Тишина. Мне кажется или в последние дни у меня всё время шум в ушах? Словно тайга под ветром шумит. Последствия удара головой о бочку? Адаптация в новом теле, в новом мире? И одна я была только ночью. И вот надо же… Замерло всё, затихло. Даже кур шебутных не слышно.

Вспомнила вдруг, что письмо Ивану Фёдоровичу написать надо. Эймери обещал передать. Встала, прошлась по комнате. Пыль и мусор на полу. Уберу чуть позже. Сейчас Ванечке напишу и уберу.

А что я ему напишу? Думала ли я о нём эти дни? Нет… Даже не вспоминала. Как не помнят о воздухе, пока его в достатке. Но с той минуты, как он заявил мэтру, что я теперь под его покровительством, в душе солнечным зайчиком тепло поселилось.

И резко полоснуло болью, когда поняла, что Иван обо мне может дурно подумать. Не тоска предстоящей долгой разлуки — не успела ещё к нему привыкнуть, но страх, что сочтёт аферисткой бесчестной.

Что же написать?

Обдумывая содержание письма, я металась в поисках бумаги, но ничего кроме измятого листа со строками, размытыми моими слезами, не нашла. Перевернула. Сначала лист, а потом сумку свою на стол в поисках карандаша. Нашёлся огрызок, едва в пальцах умещавшийся. Должно быть, от прежней хозяйки остался, затерявшись в глубинах подкладки и карманов.

«Иван!

Меня с детьми дух замка запер в дальнем селе долины. Срока, нашей изоляции он и сам не знает. Сказал: пока не исправимся. В чём? Объяснять долго. Может, год жить здесь будем, а может, и два.
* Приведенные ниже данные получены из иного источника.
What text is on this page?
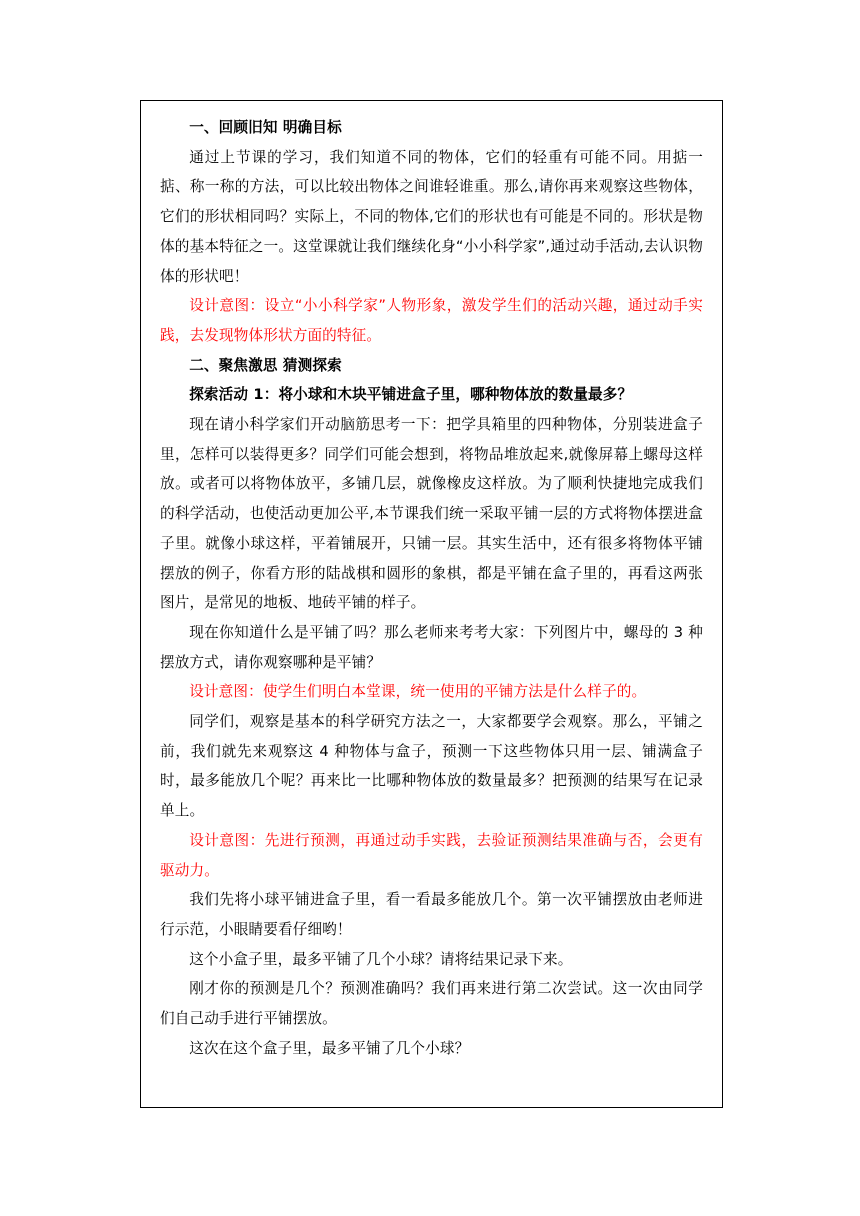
一、回顾旧知 明确目标

通过上节课的学习，我们知道不同的物体，它们的轻重有可能不同。用掂一掂、称一称的方法，可以比较出物体之间谁轻谁重。那么,请你再来观察这些物体，它们的形状相同吗？实际上，不同的物体,它们的形状也有可能是不同的。形状是物体的基本特征之一。这堂课就让我们继续化身“小小科学家”,通过动手活动,去认识物体的形状吧！

设计意图：设立“小小科学家”人物形象，激发学生们的活动兴趣，通过动手实践，去发现物体形状方面的特征。

二、聚焦激思 猜测探索

探索活动 1：将小球和木块平铺进盒子里，哪种物体放的数量最多？

现在请小科学家们开动脑筋思考一下：把学具箱里的四种物体，分别装进盒子里，怎样可以装得更多？同学们可能会想到，将物品堆放起来,就像屏幕上螺母这样放。或者可以将物体放平，多铺几层，就像橡皮这样放。为了顺利快捷地完成我们的科学活动，也使活动更加公平,本节课我们统一采取平铺一层的方式将物体摆进盒子里。就像小球这样，平着铺展开，只铺一层。其实生活中，还有很多将物体平铺摆放的例子，你看方形的陆战棋和圆形的象棋，都是平铺在盒子里的，再看这两张图片，是常见的地板、地砖平铺的样子。

现在你知道什么是平铺了吗？那么老师来考考大家：下列图片中，螺母的 3 种摆放方式，请你观察哪种是平铺？

设计意图：使学生们明白本堂课，统一使用的平铺方法是什么样子的。

同学们，观察是基本的科学研究方法之一，大家都要学会观察。那么，平铺之前，我们就先来观察这 4 种物体与盒子，预测一下这些物体只用一层、铺满盒子时，最多能放几个呢？再来比一比哪种物体放的数量最多？把预测的结果写在记录单上。

设计意图：先进行预测，再通过动手实践，去验证预测结果准确与否，会更有驱动力。

我们先将小球平铺进盒子里，看一看最多能放几个。第一次平铺摆放由老师进行示范，小眼睛要看仔细哟！

这个小盒子里，最多平铺了几个小球？请将结果记录下来。

刚才你的预测是几个？预测准确吗？我们再来进行第二次尝试。这一次由同学们自己动手进行平铺摆放。

这次在这个盒子里，最多平铺了几个小球？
Обитателям замка внушил ложную память о том, что детей отправили в пансионы, а я и вовсе не приезжала.

Счастлива была нашему знакомству, но как дальше судьба сложится, увы, не знаю.

Буду молиться за Вас, Иван Фёдорович.

С глубокой благодарностью, Мария Вежинская».

Писала споро, даже слова не подбирала. Как получилось — так и вышло. Теперь надо придумать, что буду Эймери говорить, если о содержании спросит.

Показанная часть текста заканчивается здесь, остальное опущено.